週末のお出かけ②
「今日はデザインの発表はしなくていいよ」
「で、でも」
「ユリのデザインの試作が溜まって仕方ないのよ。だから一旦新作はお休みだ」
「ウィナー男爵令嬢もよかったら試作を見ていくかい」
「いいんですか」
「あぁ」
しょんぼりとしている私に叔母がポンポンと頭を撫でてくれる。
「アイデアがたくさん出てくるのも考え物だね」
叔父にまでニコニコとくぎを刺されると目の前にいくつかの試作品が並べられる。
今回の試作品は、熱くなるこれからの季節に向けてのハットと日傘。
香水としても使える冷却ミスト。
「施策を熱い南部の地域の商会員に試しに使ってみてもらった中で出た改良点だ」
一枚の紙を渡されてそれを読んでいると叔母がミリアム様に話しかける。
「ウィナー領も厚い地域ですよね。

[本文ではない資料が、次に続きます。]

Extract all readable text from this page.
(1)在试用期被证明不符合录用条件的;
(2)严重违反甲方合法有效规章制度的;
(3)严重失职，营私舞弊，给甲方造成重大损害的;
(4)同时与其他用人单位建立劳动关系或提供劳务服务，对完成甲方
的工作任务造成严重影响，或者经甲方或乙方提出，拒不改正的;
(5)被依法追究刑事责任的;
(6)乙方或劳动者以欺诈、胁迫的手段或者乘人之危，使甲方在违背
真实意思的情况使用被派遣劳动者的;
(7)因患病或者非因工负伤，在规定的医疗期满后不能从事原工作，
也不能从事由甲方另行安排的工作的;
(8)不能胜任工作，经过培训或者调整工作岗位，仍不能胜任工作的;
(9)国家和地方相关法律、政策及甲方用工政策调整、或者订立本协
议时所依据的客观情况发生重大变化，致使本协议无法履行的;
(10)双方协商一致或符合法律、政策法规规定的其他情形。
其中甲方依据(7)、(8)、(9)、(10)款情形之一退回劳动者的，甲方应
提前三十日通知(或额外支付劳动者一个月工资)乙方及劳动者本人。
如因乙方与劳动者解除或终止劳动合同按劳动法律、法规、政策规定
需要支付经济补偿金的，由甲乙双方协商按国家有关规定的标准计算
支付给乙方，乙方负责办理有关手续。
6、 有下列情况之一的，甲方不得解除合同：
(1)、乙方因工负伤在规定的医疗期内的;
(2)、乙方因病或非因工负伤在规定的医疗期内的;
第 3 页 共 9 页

これの使い心地をお聞きしてもいいですか」
冷却ミストをミリアム様の周りに噴射する。
お願いしていた柑橘系の香りの物だ。
「えっ…涼しくなりました」
「そうなんだよ。私たちもユリに聞いたときはびっくりしたんですよ」
「水が周りの熱を奪って空気に変わるので少し涼しく感じるんです」
私が補足で仕組みを説明する。
この世界に水が蒸発するという概念はまだないので、変な言い方になったけど仕方ない。
「香りの持続性が短いという指摘ですが、香りはあくまで感覚的に涼しく感じていただくためなので今くらいでいいかと。3時間ももてば十分でしょう」
「そうだな。あとは、持ち運びの点だな」
「前にお願いしていた香水を小分けにする瓶はまだ試作段階でしたっけ」
「いや、あれは最終調整を終えて完成品が届いている」
「そちらもセットで販売してはどうでしょう」
「それなら外出先でも使えていいな」
叔父と2人で盛り上がっていると、ミリアム様が不思議そうに私を見てくる。
「ユリ様は、すごいアイデアをたくさんお持ちなんですね」
「そんなことないですよ。私は私が欲しいものを作ってもらってるだけです」
これは、本当。
前世であって便利だったものをこの世界でどうやったら再現できるか考えて、叔父達に伝えているだけに過ぎない。
「ミリアム様がよろしければ、こちらのひんやりミストご実家に送りませんか」
「えっ。そんな…いいんですか」
「完成品ができるまでお待ちいただければですが」
「もちろんです」
ノエル商会の新作を遠方の領地でいち早く試せるんだ。
変に利用されないようにだけ気を付けていこう。
そんな私を見ながら叔父と叔母がニコニコしていることに私は全く気が付かなかった。